Yaqut mengklaim tak tahu saat disinggung siapa yang berinisiatif terkait pemberian kouta untuk Maktour. “Saya tidak tahu itu,” imbuh Yaqut.

Yaqut juga bungkam saat disinggung materi pemeriksaannya hari ini. “Kalau soal materi tolong tanyakan ke penyidik ya, saya tidak bisa menyampaikan,” tandas Yaqut.

Fuad Hasan Masyhur sebelumnya menyebut perusahaannya tak ikut campur dalam penentuan kuota haji. Sebab, hal itu merupakan kewenangan dan tanggungjawab Kementerian Agama (Kemenag).

Demikian diungkapkan Fuad usai menjalani pemeriksaan sebagai saksi kasus dugaan korupsi kuota haji di Kementerian Agama (Kemenag) tahun 2023-2024, di Gedung Merah Putih KPK, Jakarta, Senin (26/1/2026) malam.
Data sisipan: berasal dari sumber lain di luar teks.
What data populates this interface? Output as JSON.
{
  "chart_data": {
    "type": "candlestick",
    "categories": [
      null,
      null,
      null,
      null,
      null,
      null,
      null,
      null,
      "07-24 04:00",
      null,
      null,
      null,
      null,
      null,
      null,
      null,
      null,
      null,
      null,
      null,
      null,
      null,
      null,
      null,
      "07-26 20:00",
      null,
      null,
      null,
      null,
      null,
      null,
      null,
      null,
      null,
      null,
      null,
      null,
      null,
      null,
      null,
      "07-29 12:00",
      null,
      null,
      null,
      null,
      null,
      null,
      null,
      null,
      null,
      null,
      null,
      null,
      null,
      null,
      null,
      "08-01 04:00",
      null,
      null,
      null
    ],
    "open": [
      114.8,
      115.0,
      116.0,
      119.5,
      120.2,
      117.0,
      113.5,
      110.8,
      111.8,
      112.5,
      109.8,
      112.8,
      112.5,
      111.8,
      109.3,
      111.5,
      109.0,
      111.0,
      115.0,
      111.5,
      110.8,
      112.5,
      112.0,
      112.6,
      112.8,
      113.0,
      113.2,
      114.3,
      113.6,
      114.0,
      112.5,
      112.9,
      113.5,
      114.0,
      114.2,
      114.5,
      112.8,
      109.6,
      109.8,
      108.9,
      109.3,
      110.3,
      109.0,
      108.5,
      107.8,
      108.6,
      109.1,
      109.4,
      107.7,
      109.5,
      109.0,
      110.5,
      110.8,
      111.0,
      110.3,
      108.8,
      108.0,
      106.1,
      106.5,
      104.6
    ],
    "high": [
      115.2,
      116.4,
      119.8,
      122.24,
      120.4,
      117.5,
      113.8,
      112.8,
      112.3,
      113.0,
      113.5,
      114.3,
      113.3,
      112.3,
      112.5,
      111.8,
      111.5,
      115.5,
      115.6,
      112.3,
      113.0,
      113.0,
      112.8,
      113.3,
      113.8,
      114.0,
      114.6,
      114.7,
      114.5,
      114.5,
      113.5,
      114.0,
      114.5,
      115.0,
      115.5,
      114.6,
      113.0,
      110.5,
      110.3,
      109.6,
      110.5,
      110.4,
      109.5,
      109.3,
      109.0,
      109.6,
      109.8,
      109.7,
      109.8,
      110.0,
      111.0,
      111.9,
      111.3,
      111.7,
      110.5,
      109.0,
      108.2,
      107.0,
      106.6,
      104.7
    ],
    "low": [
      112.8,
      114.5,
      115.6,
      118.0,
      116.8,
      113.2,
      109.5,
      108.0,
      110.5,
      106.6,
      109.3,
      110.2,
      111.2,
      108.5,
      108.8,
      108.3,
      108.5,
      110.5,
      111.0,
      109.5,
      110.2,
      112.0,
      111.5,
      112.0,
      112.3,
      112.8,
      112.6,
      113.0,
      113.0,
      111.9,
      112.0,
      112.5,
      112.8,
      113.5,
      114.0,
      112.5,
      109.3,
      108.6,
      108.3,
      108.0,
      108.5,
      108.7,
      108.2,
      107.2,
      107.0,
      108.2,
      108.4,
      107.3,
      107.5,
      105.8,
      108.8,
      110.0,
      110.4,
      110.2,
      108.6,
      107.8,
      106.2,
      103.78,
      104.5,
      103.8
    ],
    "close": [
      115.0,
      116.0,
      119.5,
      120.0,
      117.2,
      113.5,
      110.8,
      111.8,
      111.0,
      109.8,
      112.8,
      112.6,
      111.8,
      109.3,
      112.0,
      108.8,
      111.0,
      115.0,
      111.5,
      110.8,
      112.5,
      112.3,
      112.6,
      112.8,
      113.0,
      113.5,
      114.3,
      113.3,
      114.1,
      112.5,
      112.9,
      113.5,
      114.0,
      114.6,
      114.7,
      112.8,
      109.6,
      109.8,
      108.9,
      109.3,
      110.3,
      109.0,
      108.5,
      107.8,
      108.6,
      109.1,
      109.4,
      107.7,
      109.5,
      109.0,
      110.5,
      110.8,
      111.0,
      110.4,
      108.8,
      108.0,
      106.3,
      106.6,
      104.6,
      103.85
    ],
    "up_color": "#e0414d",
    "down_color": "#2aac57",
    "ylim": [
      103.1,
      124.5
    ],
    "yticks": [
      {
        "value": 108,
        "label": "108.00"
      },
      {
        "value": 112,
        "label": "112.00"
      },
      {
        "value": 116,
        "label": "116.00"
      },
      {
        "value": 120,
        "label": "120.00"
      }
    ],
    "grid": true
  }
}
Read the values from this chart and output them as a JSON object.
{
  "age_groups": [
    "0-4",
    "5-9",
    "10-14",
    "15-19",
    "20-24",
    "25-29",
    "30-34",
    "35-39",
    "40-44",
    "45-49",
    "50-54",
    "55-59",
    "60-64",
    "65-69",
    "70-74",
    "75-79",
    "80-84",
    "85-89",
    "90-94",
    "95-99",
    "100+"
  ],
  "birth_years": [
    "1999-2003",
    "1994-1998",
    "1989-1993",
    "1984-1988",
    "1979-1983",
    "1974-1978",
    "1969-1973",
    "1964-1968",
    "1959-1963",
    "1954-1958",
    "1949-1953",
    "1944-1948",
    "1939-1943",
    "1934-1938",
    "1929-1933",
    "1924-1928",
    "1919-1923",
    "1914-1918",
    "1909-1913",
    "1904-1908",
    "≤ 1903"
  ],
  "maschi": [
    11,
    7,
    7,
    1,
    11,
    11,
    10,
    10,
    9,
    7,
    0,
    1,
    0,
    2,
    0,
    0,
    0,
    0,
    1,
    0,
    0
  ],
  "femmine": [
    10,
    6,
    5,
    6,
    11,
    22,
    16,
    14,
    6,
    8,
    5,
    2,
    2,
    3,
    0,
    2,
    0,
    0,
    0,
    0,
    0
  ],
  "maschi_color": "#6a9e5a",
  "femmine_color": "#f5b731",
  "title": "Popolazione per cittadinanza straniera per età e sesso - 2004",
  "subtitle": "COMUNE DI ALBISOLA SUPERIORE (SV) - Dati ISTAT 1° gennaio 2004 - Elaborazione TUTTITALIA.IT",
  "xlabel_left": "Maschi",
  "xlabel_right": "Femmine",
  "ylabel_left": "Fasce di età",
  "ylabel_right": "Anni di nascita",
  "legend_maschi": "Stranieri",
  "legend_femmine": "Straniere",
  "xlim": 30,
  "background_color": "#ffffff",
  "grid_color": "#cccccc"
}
Menurutnya, biro perjalanan atau travel agent penyelenggara ibadah haji khusus (PIHK) tak tahu menahu soal urusan tersebut.

“Semua itu menjadi tanggungjawabnya Departemen Agama (atau yang saat ini menjadi Kementerian Agama). Kami tidak mengetahui apa-apa yang lainnya,” ujar Fuad.

Biro perjalanan, sebut Fuad, selaku PIHK hanya diminta mengisi kuota haji khusus tambahan. Meski demikian, klaim Fuad, Maktour tak begitu saja dapat kuota besar seperti asumsi masyarakat. Pada 2024,
jatah Maktour bahkan berkurang.

“Disuruh isi, kami isikan. Sebenarnya jemaah kami yang benar-benar kuota yang real, waktu pertama diumumkan kami 276. Jadi disitu saya memberikan penjelasan yang sangat detail, 276. Karena yang peraturan tahun-tahun sebelumnya itu berbasis PIHK, jadi kami yang mengatur. Tapi tiba-tiba berubah, jadi kalau sandainya dibilang saya memakai tambahan kuota tidak lebih dari 20,” terang Fuad.

Diketahui, KPK telah menetapkan dua orang tersangka kasus dugaan korupsi penentuan kuota dan penyelenggaraan ibadah haji tahun 2023–2024. Keduanya yakin mantan Menteri Agama Yaqut Cholil Qoumas dan mantan staf khusus Menteri Agama, Ishfah Abidal Aziz alias Gus Alex.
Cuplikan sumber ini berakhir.